Rapid Timeline to Tox Starting with KBI Biopharma's SUREtechnology Platform™, Powered by Selexis®

Originally hosted at CPHI Milan, this presentation introduces the latest version of proprietary SURE CHO-M technology & an afucosylated host cell line for the generation of therapeutic proteins.

Hi, everyone. I'm Sigma Mostafa. I'm the Chief Scientific Officer for KBI Biopharma.

And, in my role, I am responsible for cell line development, process development, and analytical and formulation sciences groups. And I'm really excited to talk about our newest offering for cell lines, from our Selexis platform.

So a little bit about KBI. KBI is a top ten CDMO.

We offer mammalian services, from our North Carolina and Geneva, Switzerland sites and, our microbial services from our Colorado site. And then we also have analytical services as a standalone offering.

And we have a deep expertise as you see the numbers, as well as, long, you know, track record of delivering on the promises we make to the customers.

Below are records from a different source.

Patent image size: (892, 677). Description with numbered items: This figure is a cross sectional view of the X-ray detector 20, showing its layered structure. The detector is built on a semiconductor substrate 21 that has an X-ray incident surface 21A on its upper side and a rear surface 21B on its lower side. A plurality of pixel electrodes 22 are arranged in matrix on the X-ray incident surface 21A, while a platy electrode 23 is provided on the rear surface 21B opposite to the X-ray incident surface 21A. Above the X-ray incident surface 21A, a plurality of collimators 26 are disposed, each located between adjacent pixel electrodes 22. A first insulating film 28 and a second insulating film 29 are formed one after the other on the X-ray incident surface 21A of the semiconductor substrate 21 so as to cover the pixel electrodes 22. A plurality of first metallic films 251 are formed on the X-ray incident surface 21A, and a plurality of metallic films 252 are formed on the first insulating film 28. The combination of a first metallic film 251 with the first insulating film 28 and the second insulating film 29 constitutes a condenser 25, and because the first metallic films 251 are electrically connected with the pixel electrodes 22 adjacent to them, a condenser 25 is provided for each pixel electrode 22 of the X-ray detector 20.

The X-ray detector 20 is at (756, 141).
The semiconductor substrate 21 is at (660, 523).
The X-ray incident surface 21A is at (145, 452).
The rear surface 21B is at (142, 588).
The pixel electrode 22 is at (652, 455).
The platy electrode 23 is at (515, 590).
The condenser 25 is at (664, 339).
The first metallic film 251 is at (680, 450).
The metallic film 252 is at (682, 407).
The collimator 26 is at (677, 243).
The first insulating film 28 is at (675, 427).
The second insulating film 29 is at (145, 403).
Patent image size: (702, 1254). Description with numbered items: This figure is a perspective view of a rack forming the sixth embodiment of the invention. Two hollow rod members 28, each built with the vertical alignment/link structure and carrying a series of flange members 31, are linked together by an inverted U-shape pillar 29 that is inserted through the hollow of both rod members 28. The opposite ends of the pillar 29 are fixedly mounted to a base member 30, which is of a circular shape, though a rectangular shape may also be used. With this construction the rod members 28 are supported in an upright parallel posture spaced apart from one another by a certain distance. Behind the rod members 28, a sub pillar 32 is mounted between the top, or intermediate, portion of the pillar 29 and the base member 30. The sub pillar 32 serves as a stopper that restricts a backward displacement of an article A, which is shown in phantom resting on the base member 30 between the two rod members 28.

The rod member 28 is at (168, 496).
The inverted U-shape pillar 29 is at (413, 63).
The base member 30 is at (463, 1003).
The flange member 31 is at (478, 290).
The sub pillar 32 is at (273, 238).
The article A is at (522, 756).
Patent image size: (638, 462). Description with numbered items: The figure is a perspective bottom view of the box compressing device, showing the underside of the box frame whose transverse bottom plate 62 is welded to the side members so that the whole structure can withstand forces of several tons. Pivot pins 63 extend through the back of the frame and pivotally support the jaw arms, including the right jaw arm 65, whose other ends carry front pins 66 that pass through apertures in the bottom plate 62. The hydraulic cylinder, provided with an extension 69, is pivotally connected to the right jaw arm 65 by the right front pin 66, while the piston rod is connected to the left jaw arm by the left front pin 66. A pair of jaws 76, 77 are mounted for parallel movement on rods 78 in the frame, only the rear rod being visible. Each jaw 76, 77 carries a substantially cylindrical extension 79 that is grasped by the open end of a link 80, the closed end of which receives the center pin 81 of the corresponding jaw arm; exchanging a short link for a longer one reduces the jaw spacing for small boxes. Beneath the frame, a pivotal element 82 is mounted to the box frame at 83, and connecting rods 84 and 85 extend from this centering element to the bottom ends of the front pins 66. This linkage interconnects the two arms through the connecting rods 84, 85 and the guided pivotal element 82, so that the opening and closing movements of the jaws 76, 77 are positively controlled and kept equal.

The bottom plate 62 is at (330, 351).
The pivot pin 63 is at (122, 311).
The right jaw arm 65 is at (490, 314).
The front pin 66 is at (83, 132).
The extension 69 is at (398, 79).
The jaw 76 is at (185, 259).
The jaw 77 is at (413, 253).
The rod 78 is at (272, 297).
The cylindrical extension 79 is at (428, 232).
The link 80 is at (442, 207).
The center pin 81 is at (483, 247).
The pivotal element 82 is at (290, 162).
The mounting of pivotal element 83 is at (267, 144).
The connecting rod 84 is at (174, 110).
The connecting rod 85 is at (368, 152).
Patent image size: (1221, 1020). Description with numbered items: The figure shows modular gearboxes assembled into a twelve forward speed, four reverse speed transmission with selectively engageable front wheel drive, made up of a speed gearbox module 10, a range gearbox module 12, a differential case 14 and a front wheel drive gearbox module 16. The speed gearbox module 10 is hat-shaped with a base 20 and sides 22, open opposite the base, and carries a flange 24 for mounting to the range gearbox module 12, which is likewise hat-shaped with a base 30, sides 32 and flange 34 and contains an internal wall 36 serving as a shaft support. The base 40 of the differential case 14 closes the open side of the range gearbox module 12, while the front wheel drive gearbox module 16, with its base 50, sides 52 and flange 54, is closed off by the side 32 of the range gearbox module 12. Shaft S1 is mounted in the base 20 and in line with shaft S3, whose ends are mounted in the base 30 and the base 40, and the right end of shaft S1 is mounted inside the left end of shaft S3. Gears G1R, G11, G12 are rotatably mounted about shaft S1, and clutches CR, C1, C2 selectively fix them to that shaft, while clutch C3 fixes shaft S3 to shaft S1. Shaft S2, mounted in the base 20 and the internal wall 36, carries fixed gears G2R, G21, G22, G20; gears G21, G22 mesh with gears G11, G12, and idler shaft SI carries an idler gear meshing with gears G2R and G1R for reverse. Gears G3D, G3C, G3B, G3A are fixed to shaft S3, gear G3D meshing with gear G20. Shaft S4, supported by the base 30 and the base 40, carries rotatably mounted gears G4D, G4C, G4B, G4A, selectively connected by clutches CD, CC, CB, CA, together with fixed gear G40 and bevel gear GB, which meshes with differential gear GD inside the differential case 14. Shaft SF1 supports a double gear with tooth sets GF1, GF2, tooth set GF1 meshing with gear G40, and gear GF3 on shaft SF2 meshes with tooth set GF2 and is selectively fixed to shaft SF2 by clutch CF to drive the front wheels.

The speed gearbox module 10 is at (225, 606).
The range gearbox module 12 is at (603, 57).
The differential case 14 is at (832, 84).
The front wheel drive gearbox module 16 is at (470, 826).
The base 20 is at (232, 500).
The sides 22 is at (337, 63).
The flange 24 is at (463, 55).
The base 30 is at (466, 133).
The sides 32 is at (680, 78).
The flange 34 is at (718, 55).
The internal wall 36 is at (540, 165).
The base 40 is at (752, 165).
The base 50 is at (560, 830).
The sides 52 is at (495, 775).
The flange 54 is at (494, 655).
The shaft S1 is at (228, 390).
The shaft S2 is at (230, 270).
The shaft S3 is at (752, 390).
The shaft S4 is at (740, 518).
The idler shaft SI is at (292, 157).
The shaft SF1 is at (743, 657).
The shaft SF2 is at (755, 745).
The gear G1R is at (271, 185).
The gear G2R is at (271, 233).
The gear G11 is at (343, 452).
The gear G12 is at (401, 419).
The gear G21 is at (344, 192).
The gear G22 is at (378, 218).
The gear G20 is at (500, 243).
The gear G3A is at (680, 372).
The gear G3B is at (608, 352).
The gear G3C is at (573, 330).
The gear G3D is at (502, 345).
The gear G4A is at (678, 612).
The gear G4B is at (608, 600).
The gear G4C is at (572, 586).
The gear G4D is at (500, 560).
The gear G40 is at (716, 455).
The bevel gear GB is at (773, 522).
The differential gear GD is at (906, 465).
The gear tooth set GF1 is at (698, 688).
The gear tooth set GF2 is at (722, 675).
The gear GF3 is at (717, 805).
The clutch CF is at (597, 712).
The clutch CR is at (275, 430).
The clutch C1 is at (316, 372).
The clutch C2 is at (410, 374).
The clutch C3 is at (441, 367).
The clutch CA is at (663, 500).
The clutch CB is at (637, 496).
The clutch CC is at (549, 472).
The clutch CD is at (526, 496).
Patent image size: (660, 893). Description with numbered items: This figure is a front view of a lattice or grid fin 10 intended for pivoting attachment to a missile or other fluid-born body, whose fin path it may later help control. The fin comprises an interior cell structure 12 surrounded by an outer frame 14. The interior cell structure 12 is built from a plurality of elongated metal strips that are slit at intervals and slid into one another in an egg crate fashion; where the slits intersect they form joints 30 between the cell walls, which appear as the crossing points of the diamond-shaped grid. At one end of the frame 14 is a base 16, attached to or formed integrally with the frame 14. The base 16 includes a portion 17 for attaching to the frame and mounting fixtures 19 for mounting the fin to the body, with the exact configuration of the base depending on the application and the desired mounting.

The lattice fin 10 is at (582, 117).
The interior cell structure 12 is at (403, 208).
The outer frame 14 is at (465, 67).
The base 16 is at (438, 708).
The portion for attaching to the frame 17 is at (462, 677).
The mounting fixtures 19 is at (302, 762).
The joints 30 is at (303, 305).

So a little bit about Selexis.

Selexis was founded in 2001 and was then acquired by JSR, our parent company, in 2017.

And subsequently, in 2023, it became a single organization with KBI.

And, one of the things I want to point out is even before twenty seventeen, there were substantial number of programs that, were coming from Selexis into KBI, into my group. And one of the things we understood from the get go is that the Selexis cell line is, particularly robust and high producing compared to the 25+ CHO platforms that we were working with from across the board from various vendors.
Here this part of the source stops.